Matter of taste

Appetisers are the real stars at Florya (7)

Florya, a Turkish-style grand café in the Bos en Lommer district, has a big and affordable menu with particularly good starters.

Restaurant & Cafe Florya ligt aan het water bij de Bos en Lommerplein. Beeld Eva Plevier

This big place on Erasmusgracht has lots of windows, a warm, welcoming interior, and the longest opening hours we’ve ever seen. If you were so minded, you could have an early breakfast, stay till lunchtime, and then while away the hours until dinner. At weekends, they close at three AM. And all this without serving a drop of alcohol.

We enter, and are greeted politely by a woman who offers us a table on the canal side, overlooking a terrace where young people, mostly men, chat, drink colas, and puff on shishas.
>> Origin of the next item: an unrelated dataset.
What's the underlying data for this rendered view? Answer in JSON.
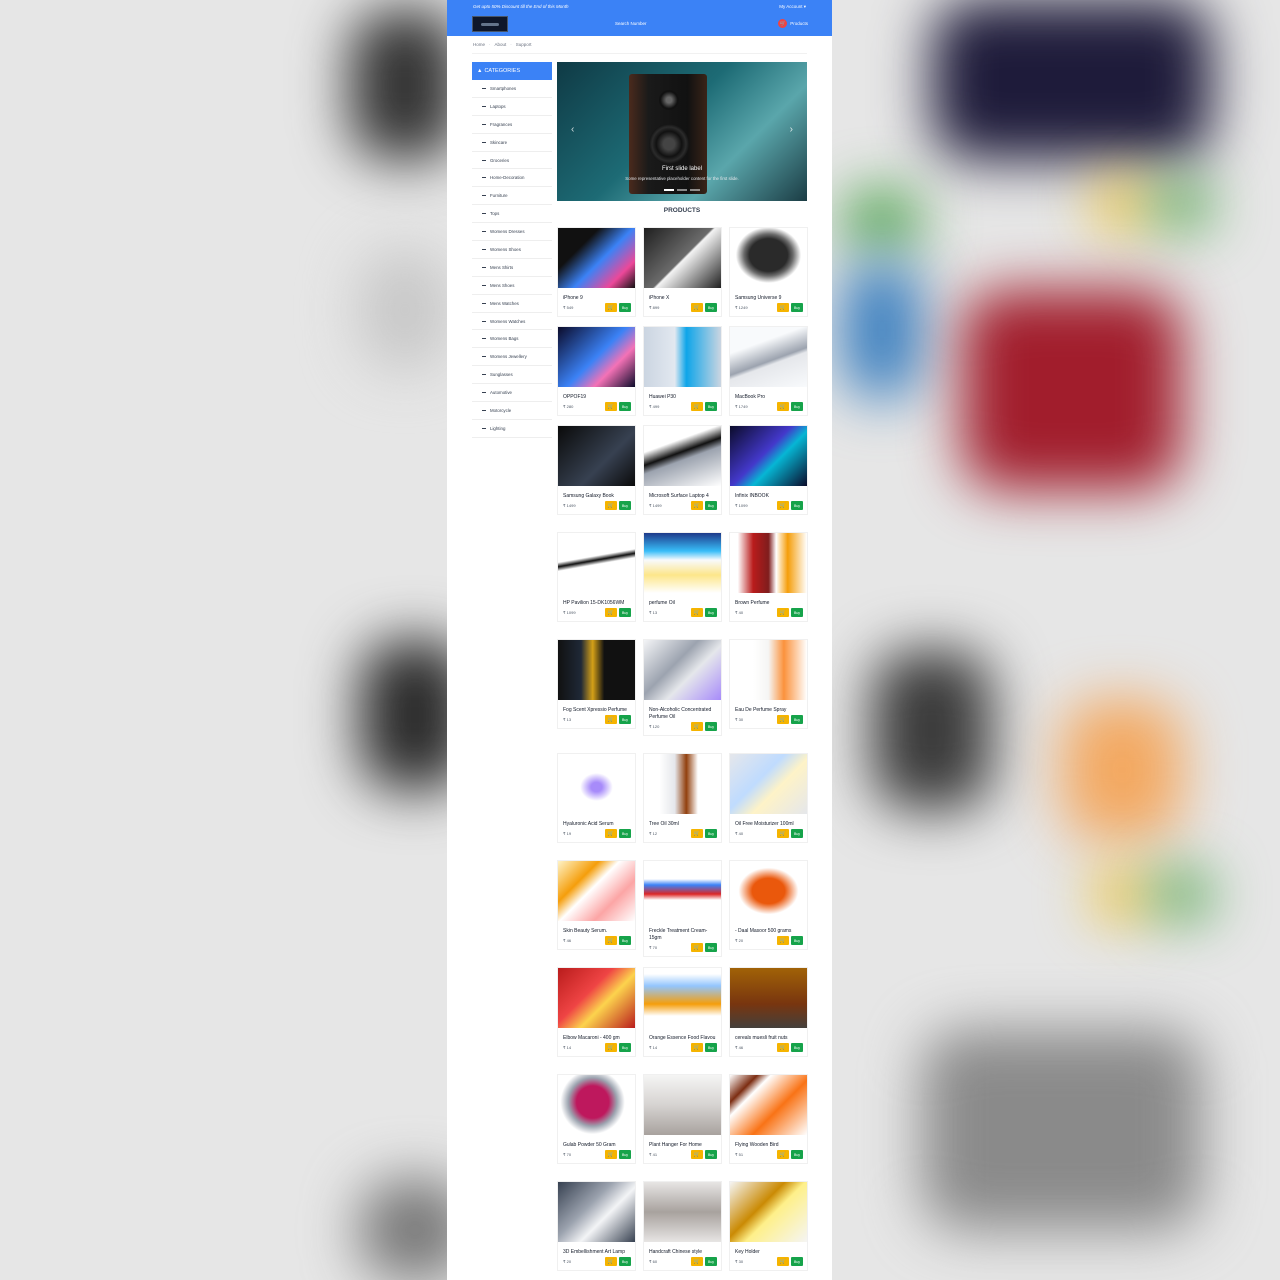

Whenever the door opens, the aroma of burning apple tobacco wafts inside.

If the number of customers is anything to go by, Florya is popular around here. We sip on glasses of sweet dark tea and plough through the menu, which has eighty-five items for dinner alone: working in the kitchen at peak times must be hell. I’m not a fan of extensive menus because there’s so much potential for waste, and they can be impractical and require sacrifices in terms of quality, but Florya seems able to keep all of its customers happy all of the time, and it oozes hospitality.

Want pasta with chicken and cream? They’ve got it. Oreo cheesecake? Ditto. Even the most finicky of teenagers will find something they like on this menu, so it’s very much a family place.

Turkish dishes

We particularly like the look of the Turkish dishes this evening. After conferring with one of the confident women servers, we order sigara böreği (€4.25), a fried ‘cigar’ of yufka dough filled with fresh cheese and mint. This makes an exceptionally fresh and crispy snack, especially when served with a yogurt and dill dip, and we couldn’t wish for a better start to the meal.

We follow this with two salads, şakşuka (€4.95) and antep ezmesi (€5.25), with a little basket of wonderful Turkish bread. The cooked, cold şakşuka is a blend of aubergine, tomato, and peppers, while the antep ezmesi is made of raw chopped peppers, chillis, tomato, red onion, spring onion, and cucumber. Both are fresh and appetizing, but could use a little more salt.

Wow
The çitir manti, fried dough with chopped herbs and thick yoghurt, is irresistible.

Meh
The lamb stew in an earthenware pot is no more tasty or tender than one from the pan.

Worth knowing
Try a shisha with apple tobacco on the waterside terrace after lunch or dinner.

The çitir manti (€8.95) are a bit like hard taco shells: circles of fried dough wrapped around a spiced meat filling. There’s a big dollop of creamy yoghurt to dip all the fried dishes in, and partly because of this, it’s an irresistible dish.

Our last appetizer is içli köfte (€6.95): dark brown balls of bulghur dough with a spicy meat filling accompanied by a fantastic dill and cucumber yoghurt.

Our server recommends a soft drink before tackling the entrées. We’re rubbing our hands in anticipation, because one of the reasons for our visit to Florya was the testi kebabi, a lamb stew in an earthenware pot with mountains of garlic. The pot is sealed with a pastry crust, which is broken open at the table with a hammer and knife.

Wonderful though it sounds, Florya’s stew is no more juicy and tender than if it had been cooked in a regular pan, and the earthenware has had no perceptible effect on its taste. Eleven cloves of garlic nestle amid the meat like white lumps.

The mixed grill (skewers of chicken, beef, and köfte, and a lamb cutlet) has a lovely smouldering charcoal aroma, but its flavour and doneness leave something to be desired; it doesn’t have that hot-grilled look, dark on the outside and almost raw inside.

Rice pudding

Then comes one of my great loves: sütlaç, a cold, creamy rice pudding (€4.25). Although this is pretty much the same from one restaurant to another, a good sütlaç will sometimes bring tears to my eyes. This evening’s is fine, but I remain dry eyed.

The kazandibi (€4.95) will probably never be a favorite, mainly because of its starchy texture, which feels like a heap of rice flour stirred into an otherwise excellent flan mix. We can’t get through the huge slice that we’re served.

Florya is not a high flyer, but it does rate above average, especially in terms of value for money. This is a place to go with the family and work your way through a table full of excellent appetizers without breaking the bank. For the childless among us, I recommend sitting there after a night on the tiles, nursing a cup of sweet tea and watching the ducks until the hunger pangs kick in.